Matter of Abdiyev v Eagle Container Corp. |
2020 NY Slip Op 01879 [181 AD3d 1132] |
March 16, 2020 |
Appellate Division, Third Department |
Published by New York State Law Reporting Bureau pursuant to Judiciary Law § 431. |
In the Matter of the Claim of David Abdiyev,
Appellant, v Eagle Container Corp. et al., Respondents. Workers' Compensation Board, Respondent. |
John F. Clennan, Ronkonkoma, for appellant.
Tanisha S. Edwards, State Insurance Fund, New York City (Mark A. Kenyon of counsel), for Eagle Container Corp. and another, respondents.
Letitia James, Attorney General, New York City (Steven Segall of counsel), for Workers' Compensation Board, respondent.
Clark, J. Appeal from a decision of the Workers' Compensation Board, filed October 26, 2018, which ruled, among other things, that claimant failed to comply with 12 NYCRR 300.13 (b) (4) (v) and denied review of a decision by the Workers' Compensation Law Judge.

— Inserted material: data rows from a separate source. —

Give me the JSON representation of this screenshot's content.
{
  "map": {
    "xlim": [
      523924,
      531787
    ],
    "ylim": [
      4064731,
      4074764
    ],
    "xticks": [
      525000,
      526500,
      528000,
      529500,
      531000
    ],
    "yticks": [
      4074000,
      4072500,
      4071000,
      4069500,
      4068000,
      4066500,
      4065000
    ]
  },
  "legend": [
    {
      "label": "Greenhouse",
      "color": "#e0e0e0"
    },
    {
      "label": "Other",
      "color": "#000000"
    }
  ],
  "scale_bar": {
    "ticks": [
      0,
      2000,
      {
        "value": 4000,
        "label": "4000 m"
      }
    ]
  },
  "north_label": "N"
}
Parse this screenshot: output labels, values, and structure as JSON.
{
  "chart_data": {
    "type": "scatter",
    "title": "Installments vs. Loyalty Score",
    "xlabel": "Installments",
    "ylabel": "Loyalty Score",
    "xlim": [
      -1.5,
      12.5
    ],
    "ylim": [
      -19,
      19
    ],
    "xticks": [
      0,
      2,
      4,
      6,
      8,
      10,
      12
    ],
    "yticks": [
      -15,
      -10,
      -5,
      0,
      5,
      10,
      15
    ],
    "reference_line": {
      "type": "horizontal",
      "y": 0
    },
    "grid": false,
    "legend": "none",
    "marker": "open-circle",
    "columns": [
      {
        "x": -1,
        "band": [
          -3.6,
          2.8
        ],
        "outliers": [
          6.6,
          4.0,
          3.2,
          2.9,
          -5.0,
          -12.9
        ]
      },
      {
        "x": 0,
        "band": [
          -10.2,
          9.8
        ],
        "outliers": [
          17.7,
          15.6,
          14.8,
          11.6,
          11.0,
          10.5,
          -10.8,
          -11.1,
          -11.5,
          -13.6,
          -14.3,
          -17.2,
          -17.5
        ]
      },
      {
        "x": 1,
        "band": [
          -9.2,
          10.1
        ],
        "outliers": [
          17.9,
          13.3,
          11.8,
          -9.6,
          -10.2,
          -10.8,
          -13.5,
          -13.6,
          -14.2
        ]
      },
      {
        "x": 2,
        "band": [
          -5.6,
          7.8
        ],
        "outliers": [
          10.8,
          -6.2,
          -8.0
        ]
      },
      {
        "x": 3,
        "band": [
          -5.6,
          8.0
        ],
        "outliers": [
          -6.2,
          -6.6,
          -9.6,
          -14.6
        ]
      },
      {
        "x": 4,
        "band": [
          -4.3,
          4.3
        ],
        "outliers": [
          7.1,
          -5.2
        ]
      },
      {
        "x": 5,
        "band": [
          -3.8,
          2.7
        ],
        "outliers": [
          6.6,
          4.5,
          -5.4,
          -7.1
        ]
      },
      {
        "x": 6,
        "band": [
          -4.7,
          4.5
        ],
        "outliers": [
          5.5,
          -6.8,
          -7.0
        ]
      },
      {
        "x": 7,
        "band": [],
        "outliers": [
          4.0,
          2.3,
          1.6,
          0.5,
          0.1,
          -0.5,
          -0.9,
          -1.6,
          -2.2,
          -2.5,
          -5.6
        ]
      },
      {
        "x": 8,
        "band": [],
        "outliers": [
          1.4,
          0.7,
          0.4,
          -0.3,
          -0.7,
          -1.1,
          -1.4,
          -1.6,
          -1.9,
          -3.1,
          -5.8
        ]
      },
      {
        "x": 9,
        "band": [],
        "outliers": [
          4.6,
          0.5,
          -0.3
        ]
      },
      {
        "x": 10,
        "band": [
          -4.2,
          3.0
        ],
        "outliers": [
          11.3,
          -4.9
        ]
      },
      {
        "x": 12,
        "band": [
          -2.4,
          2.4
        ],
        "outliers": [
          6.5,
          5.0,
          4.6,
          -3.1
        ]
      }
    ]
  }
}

Claimant applied for workers' compensation benefits in November 2017, alleging that he suffered injuries to the bilateral shoulders, left elbow, left hand, bilateral knees, left hip, neck, head and back due to a work-related accident. A Workers' Compensation Law Judge (hereinafter WCLJ) disallowed the claim, and claimant filed an application with the Workers' Compensation Board seeking administrative review of the WCLJ's decision. The Board denied the application for review, finding that claimant had failed to interpose an objection to the WCLJ's decision on the record at the hearing pursuant to 12 NYCRR 300.13 (b) (4) (v). Claimant appeals.
We affirm. "[T]he Board 'may adopt reasonable rules consistent with and supplemental to the provisions of [the Workers' Compensation Law],' and the Chair of the Board 'may make reasonable regulations consistent with the provisions of [the Workers' Compensation Law]' " (Matter of Johnson v All Town Cent. Transp. Corp., 165 AD3d 1574, 1574 [2018], quoting Workers' Compensation Law § 117 [1]; accord Matter of Perry v Main Bros Oil Co., 174 AD3d 1257, 1258 [2019]). Pursuant to the Board's regulations, "[t]he application for administrative review . . . shall specify the issues and grounds for the appeal" (12 NYCRR 300.13 [b] [2] [i]) and "shall specify the objection or exception that was interposed to the [WCLJ's] ruling, and when the objection or exception was interposed" (12 NYCRR 300.13 [b] [2] [ii]). The regulations further provide that the Board may deny an application for review "where the appellant did not interpose a specific objection or exception to a ruling or award by a [WCLJ]" (12 NYCRR 300.13 [b] [4] [v]).
Contrary to claimant's contention, 12 NYCRR 300.13 (b) (4) (v) is not inconsistent with Workers' Compensation Law § 23. Although Workers' Compensation Law § 23 provides that "[i]t shall not be necessary to file exceptions to the rulings of the [B]oard," the provision relates to the necessity of filing exceptions to Board rulings prior to the taking of appeals of Board decisions to this Court and the Court of Appeals, not for applying to the Board for review of a WCLJ decision. We note that, when outlining the parameters of applying for review of a WCLJ decision by the Board, the statute does not expressly relieve applicants from raising exceptions or objections to the WCLJ's rulings (see Workers' Compensation Law § 23). As such, we cannot say that the regulation at issue is inconsistent with the provisions of Workers' Compensation Law § 23 (see Workers' Compensation Law § 117 [1]).
The record reflects that, at the conclusion of a hearing held on June 6, 2018, the WCLJ disallowed the claim, finding that claimant's testimony concerning the alleged workplace accident was not credible and the medical evidence did not support the claim for benefits. Claimant's attorney did not raise any objection or interpose any exception to the WCLJ's decision. Under these circumstances, the Board did not abuse its discretion in declining to review the WCLJ's decision based upon claimant's failure to interpose a specific objection or exception at the hearing, as required (see 12 NYCRR 300.13 [b] [4] [v] [a]; Matter of Bruscino v Verizon, N.Y., 178 AD3d 1272, 1273 [2019]; Matter of Markolovic v MTA Bus Eastchester Depot, 174 AD3d 1271, 1273 [2019]; Matter of Sweeney v Air Stream A.C. Co., 167 AD3d 1222, 1222-1223 [2018], lv denied 33 NY3d 903 [2019]).
Egan Jr., J.P., Aarons, Pritzker and Reynolds Fitzgerald, JJ., concur. Ordered that the decision is affirmed, without costs.